For those curious here are the actual keywords (from https://docs.python.org/3/reference/lexical_analysis.html?ut... )

Hard Keywords:

False await else import pass None break except in raise True class finally is return and continue for lambda try as def from nonlocal while assert del global not with async elif if or yield

Soft Keywords:

match case _ type

I think nonlocal/global are the only hard keywords I now barely use, for the soft ones I rarely use pattern matching, so 5 seems like a good estimate


I recall when they added "async" and it broken a whole lot of libraries. I hope they never again introduce new "hard" keywords.


Removing "print" in 3.0 helped their case significantly, as well.

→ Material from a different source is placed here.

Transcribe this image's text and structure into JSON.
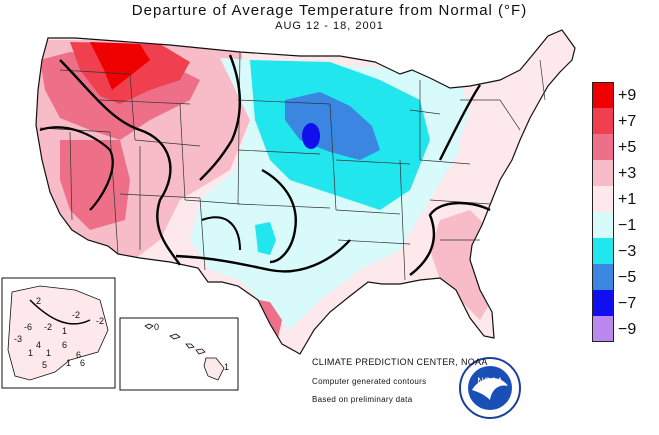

> I had been hoping someone would introduce the non-virtualenv package management solution that every single other language has where there's a dependency list and version requirements (including of the language itself) in a manifest file (go.mod, package.json, etc) and everything happens in the context of that directory alone without shell shenanigans.

Isn't that exactly a pyproject.toml via the the uv add/sync/run interface? What is that missing that you need?


> pyproject.toml

Ah ok I was missing this and this does sound like what I was expecting. Thank you!